L’administration Bush n’a peut être pas la possibilité de signaler un nouveau leadership dans ces deux horribles conflits. Mais elle doit faire connaître son leadership concernant la question du VIH/SIDA, et à ce propos l’administration mérite le crédit d’en avoir fait une des priorités clef de la politique américaine en Afrique.
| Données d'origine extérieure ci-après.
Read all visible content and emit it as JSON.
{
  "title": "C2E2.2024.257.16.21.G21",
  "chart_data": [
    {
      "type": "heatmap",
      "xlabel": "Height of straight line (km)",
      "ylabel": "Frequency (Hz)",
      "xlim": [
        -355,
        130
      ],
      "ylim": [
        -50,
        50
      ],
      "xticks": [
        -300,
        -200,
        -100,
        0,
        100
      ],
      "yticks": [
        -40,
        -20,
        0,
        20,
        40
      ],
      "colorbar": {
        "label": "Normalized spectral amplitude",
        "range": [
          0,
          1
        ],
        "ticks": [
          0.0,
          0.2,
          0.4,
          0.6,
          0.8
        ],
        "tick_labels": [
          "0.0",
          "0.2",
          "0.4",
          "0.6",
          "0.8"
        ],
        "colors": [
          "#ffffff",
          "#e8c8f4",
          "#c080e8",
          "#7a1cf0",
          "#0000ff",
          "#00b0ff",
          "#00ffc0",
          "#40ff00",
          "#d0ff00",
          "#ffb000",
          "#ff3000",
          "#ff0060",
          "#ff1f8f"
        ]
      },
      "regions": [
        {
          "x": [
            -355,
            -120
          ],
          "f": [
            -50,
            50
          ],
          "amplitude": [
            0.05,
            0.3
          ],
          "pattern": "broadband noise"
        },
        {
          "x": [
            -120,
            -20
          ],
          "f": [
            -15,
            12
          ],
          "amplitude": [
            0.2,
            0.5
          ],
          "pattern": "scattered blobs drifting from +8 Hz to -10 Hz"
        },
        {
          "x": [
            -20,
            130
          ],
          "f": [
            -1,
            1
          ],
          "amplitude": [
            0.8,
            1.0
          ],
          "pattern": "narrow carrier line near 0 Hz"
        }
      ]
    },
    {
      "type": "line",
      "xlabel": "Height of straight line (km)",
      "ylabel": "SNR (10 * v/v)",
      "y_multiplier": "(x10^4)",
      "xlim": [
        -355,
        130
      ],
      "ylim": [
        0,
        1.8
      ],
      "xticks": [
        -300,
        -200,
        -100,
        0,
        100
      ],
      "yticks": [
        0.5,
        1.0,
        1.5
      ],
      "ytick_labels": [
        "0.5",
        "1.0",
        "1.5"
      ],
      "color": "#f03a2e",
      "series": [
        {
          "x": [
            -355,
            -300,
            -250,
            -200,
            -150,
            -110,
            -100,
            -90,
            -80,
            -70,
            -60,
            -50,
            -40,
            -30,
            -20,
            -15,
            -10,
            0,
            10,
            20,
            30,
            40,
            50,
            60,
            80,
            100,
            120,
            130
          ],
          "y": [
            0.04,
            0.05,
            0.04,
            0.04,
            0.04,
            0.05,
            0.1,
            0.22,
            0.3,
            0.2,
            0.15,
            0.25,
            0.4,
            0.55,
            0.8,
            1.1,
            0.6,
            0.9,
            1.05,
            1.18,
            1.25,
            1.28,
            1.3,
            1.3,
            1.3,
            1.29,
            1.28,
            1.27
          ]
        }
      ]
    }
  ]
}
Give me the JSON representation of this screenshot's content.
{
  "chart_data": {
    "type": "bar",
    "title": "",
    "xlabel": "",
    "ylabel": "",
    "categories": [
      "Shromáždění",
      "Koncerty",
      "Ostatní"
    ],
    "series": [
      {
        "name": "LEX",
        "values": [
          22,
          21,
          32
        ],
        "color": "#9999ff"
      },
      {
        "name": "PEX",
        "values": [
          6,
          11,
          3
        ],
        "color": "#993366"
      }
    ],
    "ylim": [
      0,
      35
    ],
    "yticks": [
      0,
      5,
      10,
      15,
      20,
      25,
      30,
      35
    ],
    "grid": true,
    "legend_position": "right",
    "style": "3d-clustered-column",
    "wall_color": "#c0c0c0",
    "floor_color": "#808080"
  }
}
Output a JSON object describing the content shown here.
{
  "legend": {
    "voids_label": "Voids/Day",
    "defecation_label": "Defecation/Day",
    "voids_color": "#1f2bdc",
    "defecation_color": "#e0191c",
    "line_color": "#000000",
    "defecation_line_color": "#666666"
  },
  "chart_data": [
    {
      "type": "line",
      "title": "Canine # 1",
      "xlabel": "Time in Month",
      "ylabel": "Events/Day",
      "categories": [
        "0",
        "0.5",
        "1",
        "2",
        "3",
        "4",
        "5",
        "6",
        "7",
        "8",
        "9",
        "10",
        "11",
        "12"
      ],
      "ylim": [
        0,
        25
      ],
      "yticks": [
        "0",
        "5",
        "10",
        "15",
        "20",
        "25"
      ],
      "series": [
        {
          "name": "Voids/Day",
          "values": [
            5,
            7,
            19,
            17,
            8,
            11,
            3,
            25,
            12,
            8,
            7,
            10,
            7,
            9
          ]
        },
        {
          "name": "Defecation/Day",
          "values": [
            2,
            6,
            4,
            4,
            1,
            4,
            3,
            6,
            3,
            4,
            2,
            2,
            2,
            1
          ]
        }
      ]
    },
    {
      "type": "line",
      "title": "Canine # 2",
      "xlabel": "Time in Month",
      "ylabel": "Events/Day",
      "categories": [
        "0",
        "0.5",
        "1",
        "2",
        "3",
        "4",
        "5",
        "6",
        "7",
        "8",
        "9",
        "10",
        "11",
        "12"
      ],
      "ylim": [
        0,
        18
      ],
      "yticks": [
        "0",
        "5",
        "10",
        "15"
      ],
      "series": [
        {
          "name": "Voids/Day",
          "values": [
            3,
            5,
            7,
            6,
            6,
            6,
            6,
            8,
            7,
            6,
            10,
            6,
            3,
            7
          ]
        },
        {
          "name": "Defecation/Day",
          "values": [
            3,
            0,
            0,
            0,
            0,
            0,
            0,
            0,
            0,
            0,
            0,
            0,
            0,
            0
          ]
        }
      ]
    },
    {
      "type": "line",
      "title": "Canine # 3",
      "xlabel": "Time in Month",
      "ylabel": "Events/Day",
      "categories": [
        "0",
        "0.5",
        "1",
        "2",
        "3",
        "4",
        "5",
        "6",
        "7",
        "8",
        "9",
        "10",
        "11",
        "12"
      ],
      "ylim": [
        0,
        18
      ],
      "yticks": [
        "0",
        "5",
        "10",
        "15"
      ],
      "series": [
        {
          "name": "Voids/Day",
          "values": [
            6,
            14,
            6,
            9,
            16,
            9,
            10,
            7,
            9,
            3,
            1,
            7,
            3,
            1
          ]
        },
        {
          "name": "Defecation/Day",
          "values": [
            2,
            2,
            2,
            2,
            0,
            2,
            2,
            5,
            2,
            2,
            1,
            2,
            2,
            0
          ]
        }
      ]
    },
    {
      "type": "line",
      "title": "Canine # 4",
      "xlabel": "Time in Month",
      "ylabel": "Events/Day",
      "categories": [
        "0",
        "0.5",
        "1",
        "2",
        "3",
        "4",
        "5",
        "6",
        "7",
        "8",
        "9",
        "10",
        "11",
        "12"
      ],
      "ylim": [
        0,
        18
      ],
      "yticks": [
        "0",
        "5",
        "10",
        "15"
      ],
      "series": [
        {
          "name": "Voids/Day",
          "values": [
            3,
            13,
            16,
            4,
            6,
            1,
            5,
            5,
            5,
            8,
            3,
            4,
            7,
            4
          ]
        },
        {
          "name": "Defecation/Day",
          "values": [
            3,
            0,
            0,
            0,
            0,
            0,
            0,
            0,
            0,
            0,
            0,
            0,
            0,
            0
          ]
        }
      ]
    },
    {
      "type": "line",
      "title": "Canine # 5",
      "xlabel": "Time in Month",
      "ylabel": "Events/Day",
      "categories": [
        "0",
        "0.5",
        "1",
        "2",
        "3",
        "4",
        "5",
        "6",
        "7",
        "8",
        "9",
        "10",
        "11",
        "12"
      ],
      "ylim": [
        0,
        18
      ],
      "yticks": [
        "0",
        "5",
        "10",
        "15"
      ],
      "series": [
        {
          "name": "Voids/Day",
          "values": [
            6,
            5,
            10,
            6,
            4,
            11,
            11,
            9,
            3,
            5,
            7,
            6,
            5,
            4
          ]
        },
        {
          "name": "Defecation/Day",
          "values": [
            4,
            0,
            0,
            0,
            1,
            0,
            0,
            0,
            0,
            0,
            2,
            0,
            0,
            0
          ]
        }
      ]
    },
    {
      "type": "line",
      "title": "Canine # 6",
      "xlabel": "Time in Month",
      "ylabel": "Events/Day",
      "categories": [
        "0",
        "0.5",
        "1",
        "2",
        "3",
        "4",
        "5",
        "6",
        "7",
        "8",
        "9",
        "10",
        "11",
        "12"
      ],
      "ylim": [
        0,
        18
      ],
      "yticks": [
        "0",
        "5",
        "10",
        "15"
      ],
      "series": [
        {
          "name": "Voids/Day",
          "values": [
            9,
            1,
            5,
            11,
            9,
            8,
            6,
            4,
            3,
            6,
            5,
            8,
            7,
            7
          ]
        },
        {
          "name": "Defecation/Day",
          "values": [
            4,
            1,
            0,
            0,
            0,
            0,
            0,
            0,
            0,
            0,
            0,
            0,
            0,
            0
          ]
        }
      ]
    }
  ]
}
La question est désormais de savoir comment les fonds de prévention seront utilisés.

Des pressions venant de groupes religieux conservateurs menacent de fausser les engagements importants des américains concernant le SIDA en s’appuyant sur le programme « d’abstinence » que l’équipe Bush a lourdement promu dans des endroits tel que le Texas. De tels programmes détournent l’attention des messages de prévention plus larges qui peuvent sauver des vies de manière probante, incluant la promotion du port du préservatif. Les programmes d’abstinence mettent en péril les efforts de prévention contre le SIDA aux États Unis -et sont hors des réalités avec l’épidémie de SIDA en Afrique.

Les initiatives de Bush concernant le SIDA prouvent qu’il veut être le leader sur des thèmes qui touchent l’Afrique, et sa récente déclaration sur l’Afrique indique une volonté d’utiliser une plus grande influence américaines dans les crises africaines. Mais pendant qu’il sera entrain de voyager en Afrique cette semaine, le Président américain va rencontrer des millions de personnes attendant plus que des discours.